И покинул пропахлую комнату.

* * *

Вскрыла: подобранным ключиком: ай! И — припадок удушья; едва с собой справилась.

Первая мысль: ей, как Норе, уехать из дома; вторая: как Элле Рентгейм[52] Нора, Элла Рентгейм — героини драм Г. Ибсена., здесь остаться, чтоб мстить. Элле, или?…

Запуталась в Ибсене.

В ящике были: во-первых, одиннадцать стихотворений Никиты Васильевича, адресованных некой «Сильфочке»; был и двенадцатый. «Сильфочке» же посвященный игривый стишок (не стала читать); прочитала четыре строки; вот они:

Захотелось мне немножко

Черной самородинки:

И целую я у крошки —

Усик черной родинки

Во-вторых: извлекла она ряд продушенных записочек, в мило-наивных лазурных и в темно-лиловых конвертах: признанья в любви, обещанья свидания, воспоминанья о ласках; и тоже стишочки.

Как семенем, сея

Надеждой драгою, —

Ты шествуешь, вея

Седою брадою.

Я сердцем откроюсь

Любовному зною;

В седины зароюсь

Твои: головою.

За подписью «Сильфа».

Событие это стряслось, как удар.

5

Вот он вышел в переднюю с гладко расчесанной белой кудреей волос, в сюртуке; свою ногу протягивал в каменный ботик.
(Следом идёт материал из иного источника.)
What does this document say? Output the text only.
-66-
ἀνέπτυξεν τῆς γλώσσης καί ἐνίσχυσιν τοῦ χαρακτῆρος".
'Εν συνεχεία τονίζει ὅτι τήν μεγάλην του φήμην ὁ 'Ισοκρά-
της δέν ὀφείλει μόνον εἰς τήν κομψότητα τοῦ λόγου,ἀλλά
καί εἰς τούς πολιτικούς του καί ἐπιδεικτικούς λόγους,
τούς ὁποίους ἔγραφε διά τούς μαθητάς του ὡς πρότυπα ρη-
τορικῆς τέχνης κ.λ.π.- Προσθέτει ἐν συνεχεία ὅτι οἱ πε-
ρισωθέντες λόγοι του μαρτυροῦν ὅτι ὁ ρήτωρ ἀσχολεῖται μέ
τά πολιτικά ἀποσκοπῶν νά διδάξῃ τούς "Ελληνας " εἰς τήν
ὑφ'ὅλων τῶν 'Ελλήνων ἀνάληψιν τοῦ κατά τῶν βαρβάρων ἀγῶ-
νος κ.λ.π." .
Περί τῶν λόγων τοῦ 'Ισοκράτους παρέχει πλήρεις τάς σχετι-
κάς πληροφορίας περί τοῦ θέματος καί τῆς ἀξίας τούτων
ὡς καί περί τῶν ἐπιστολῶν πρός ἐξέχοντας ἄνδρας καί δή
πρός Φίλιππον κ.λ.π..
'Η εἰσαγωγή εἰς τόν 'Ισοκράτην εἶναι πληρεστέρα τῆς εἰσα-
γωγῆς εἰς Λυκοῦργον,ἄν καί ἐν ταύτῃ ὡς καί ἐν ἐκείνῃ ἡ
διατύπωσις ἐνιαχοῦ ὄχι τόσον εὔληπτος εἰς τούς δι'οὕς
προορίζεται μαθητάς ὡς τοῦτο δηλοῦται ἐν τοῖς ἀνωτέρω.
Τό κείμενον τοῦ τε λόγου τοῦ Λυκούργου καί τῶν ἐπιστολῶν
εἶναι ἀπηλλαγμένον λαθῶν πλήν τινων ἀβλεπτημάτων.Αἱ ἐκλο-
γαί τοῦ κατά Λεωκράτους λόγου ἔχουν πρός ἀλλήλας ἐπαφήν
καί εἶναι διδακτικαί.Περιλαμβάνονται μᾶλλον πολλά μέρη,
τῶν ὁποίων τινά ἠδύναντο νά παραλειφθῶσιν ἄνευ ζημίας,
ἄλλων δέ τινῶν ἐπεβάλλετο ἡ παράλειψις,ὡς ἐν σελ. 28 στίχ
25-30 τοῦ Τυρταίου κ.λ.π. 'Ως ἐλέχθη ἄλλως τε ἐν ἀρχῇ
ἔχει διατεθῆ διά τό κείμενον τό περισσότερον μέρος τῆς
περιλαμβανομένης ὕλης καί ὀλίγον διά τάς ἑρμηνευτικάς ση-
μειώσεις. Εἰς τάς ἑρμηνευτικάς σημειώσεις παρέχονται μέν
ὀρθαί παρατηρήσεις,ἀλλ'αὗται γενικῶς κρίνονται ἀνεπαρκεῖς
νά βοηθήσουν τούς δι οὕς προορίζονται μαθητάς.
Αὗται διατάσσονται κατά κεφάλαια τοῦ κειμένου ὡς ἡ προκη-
Прислуга стояла с распахнутой шубой.

Из двери просунулась в спину ему голова Анны Павловны блеклой сваляшиной желто-зеленых волос, распылавшись щеками, ушами: она — почернела (взлив крови к виску); громко капнула на пол железною шпилькою; друг перед другом стояли с таким напряженьем, как будто они ожидали, кто первый повалится вниз головою в открытую падину.

Выбежал.

Ропотень креп; кто-то крышу ломал; и — бамбанила: вывни ветров! Улыбнулося небо к закату: прозором лазоревым; туча разинулась солнышком; день стоял сиянским денечком: на миг; искроигрием ледени бросились в нос все предметы.

Оглядывал вяло площадку: он жил на Площадке (в Москве есть Площадки: Собачья Площадка, Телячья Площадка).

Вот — скверик: за сквериком — домик, сиреневый, белоколонный (ампир); крыша — легким овалом, скорей — полукуполом; наискось — серый, просерый забор; строя угол, оливковый семиэтажный домина пространство обламывал кубами выступов в пять этажей, угрожающих пасть на затылок прохожего; дом вырывался в соседний проулок, давимый ватагой таких же кофейных, песочных и серых домов с шестигранниками полубашен и с кубами выступов; издали, в нише, воздвигнутый рыцарь копья лезвеем в пламень каменный змея разил над карнизами восьмиэтажного куба.

Громады — не зданья.

В одном только месте зияла пробоина — кучечка слепленных домиков: ветхий совсем пересерый, гнилой, между каменным синим и каменным же клоповатого цвета; все трое — о двух этажах; к ним прижался четвертый, разрозовый; и — в полтора этажа; вы представьте; над ними он высился; эту пробоину между семью и пятью этажами пора бы на слом; да владельцы ломили за место огромную сумму, чтоб портить проулок.

Нелепости!

Из пересерой гнилятины веснами окна бросали мелодии Регера, Брамса и Брукнера, а из домины соседней, обложенной плитами, великолепным подъездом, отделанным в строгом и северном стиле, с почтенным швейцаром и с лифтом — старательных хор выводил «Свете тихий» Бортнянского; происходили здесь спевки любительских хоров, воскресными днями дающих концерты в коричневой церкви Кузьмы-на-Копытцах.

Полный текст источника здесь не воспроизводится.